5. Nach den im vorliegenden Fall getroffenen Feststellungen sind beide Elternteile im Umgang mit den Kinder sehr liebevoll, bemüht und wertschätzend. Die Kinder haben eine gute, vertrauensvolle, emotionale Beziehung sowohl zur Mutter als auch zum Vater. Es besteht der dringende Wunsch beider Kinder nach einer einvernehmlichen Lösung hinsichtlich der „gemeinsamen“ Obsorge (und auch des Kontaktrechts). Zwischen den Eltern besteht ein gewisses Mindestmaß an Kommunikationsfähigkeit. Mittels E‑Mail können sie auf einer sachlichen Ebene miteinander kommunizieren, weshalb die Mutter diese Art der Kommunikation als positiv empfindet. Es wird zwecks Austausch über die Kinder ein umfangreicher E‑Mail‑Verkehr gepflegt. Daneben findet auch eine Kommunikation per SMS statt. Es besteht eine gewisse Kooperationsbereitschaft.
Die Rechtsansicht des Rekursgerichts, die zwischen den Eltern geführte Kommunikation stelle ‑ ungeachtet der weiterhin gegebenen Konflikte ‑ eine ausreichende Basis dar, um den Anforderungen einer gemeinsamen Obsorge gerecht zu werden, weicht von den wiedergegebenen Grundsätzen der Rechtsprechung nicht ab. Dass in anderen Einzelfällen die per SMS und per E‑Mail geführte Kommunikation nicht als ausreichende Gesprächsbasis erachtet worden ist, indiziert keinen Ermessensmissbrauch, weil es in erster Linie auf die jeweilige Bereitschaft zum Informationsaustausch ankommt und nicht auf die Art der Nachrichtenübermittlung (per E‑Mail bzw SMS).
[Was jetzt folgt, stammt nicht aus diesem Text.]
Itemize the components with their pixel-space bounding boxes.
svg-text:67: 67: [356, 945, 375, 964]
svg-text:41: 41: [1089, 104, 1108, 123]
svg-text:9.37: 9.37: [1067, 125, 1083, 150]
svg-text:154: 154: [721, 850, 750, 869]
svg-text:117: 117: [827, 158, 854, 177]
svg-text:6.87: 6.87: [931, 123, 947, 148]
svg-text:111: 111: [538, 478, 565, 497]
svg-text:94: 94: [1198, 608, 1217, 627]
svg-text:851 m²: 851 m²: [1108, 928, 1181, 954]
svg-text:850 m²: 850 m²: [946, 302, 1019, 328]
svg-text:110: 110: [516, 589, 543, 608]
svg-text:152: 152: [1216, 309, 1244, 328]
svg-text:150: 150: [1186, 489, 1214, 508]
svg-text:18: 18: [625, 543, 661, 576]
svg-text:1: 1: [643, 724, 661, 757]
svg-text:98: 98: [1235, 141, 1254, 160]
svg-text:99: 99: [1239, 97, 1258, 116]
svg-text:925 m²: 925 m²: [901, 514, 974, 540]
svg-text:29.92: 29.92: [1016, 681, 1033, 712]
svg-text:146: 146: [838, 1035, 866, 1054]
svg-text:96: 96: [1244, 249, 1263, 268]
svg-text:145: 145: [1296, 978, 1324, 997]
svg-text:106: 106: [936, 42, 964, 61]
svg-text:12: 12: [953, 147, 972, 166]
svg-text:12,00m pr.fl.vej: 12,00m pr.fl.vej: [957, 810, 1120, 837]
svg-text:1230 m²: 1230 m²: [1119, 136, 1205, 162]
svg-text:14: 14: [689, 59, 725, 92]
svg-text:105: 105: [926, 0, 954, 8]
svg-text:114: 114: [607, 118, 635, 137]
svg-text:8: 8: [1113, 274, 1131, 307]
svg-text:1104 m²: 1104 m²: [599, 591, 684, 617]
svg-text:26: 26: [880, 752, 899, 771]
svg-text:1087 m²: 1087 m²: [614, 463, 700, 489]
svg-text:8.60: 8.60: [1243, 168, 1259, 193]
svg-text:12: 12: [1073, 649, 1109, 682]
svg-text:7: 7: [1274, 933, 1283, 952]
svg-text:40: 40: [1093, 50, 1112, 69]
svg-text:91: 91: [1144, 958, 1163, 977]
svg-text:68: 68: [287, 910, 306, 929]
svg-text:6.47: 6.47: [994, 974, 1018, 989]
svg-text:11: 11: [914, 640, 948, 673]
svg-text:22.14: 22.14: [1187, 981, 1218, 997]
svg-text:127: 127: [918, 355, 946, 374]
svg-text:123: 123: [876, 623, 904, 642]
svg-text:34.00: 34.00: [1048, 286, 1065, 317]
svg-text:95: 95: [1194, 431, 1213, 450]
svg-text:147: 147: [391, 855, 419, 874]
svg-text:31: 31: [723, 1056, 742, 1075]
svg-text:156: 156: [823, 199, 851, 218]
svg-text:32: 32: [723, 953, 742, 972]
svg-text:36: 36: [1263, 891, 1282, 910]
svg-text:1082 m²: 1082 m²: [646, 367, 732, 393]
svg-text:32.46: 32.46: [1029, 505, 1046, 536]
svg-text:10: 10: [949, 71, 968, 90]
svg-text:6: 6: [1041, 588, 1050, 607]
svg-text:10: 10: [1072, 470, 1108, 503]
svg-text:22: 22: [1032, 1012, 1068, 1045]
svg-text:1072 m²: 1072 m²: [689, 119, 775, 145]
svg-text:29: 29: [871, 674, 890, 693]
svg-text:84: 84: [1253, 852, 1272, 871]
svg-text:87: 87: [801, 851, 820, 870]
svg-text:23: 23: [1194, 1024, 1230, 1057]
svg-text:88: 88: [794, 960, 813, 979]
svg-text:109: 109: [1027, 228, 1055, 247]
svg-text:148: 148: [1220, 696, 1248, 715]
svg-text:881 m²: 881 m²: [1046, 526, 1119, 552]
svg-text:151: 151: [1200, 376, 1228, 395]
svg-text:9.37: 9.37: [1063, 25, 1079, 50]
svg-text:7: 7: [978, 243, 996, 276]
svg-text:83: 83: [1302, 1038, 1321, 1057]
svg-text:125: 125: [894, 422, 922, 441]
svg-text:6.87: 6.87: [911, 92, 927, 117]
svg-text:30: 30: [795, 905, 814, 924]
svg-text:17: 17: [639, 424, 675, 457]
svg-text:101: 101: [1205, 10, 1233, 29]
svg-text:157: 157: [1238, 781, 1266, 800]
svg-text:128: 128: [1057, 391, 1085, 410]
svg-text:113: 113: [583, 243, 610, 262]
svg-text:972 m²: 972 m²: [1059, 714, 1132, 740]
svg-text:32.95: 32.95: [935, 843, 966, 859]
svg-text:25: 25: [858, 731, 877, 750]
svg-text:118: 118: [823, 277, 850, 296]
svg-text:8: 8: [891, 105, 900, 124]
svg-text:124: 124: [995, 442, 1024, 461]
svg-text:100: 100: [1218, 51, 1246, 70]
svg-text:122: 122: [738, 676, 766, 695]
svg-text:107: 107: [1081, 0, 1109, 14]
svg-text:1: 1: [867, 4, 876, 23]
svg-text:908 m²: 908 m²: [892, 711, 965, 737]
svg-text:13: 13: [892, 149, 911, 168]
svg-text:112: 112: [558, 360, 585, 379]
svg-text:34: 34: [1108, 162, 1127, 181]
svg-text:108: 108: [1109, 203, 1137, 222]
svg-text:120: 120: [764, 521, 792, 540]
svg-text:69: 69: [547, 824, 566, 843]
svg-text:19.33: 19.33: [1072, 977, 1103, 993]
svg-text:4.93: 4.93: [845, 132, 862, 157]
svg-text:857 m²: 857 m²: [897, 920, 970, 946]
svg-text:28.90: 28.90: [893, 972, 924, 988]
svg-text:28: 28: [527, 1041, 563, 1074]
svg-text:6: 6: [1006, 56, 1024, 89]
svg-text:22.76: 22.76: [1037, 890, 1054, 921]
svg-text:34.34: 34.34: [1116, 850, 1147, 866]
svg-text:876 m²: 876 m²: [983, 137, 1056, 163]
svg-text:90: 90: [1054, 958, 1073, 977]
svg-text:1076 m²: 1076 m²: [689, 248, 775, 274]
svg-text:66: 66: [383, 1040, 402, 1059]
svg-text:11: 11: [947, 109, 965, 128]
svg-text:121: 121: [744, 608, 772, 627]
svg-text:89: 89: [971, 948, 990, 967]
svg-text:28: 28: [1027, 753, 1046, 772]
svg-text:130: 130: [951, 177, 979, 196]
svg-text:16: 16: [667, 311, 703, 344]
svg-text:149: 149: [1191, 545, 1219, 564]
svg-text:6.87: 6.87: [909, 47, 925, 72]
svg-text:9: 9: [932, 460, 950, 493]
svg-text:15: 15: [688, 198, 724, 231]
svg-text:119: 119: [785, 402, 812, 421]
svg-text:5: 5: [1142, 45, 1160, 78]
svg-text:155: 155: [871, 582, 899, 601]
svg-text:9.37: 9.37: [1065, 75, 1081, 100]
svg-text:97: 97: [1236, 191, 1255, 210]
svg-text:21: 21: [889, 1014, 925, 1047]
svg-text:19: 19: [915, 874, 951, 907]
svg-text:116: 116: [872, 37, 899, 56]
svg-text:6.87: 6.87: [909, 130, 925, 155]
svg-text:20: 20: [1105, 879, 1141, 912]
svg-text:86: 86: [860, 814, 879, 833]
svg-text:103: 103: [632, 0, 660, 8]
Wenn das Rekursgericht insbesondere im Hinblick auf die vom Erstgericht angeordnete Maßnahme des verpflichtenden Besuchs einer gemeinsamen Elternberatung (§ 107 Abs 3 AußStrG) von einer günstigen Prognose für eine verantwortungsvolle Kommunikation und Kooperation ausgegangen ist, bedarf auch dies keiner Korrektur durch den Obersten Gerichtshof.
Der außerordentliche Revisionsrekurs der Mutter war daher zurückzuweisen.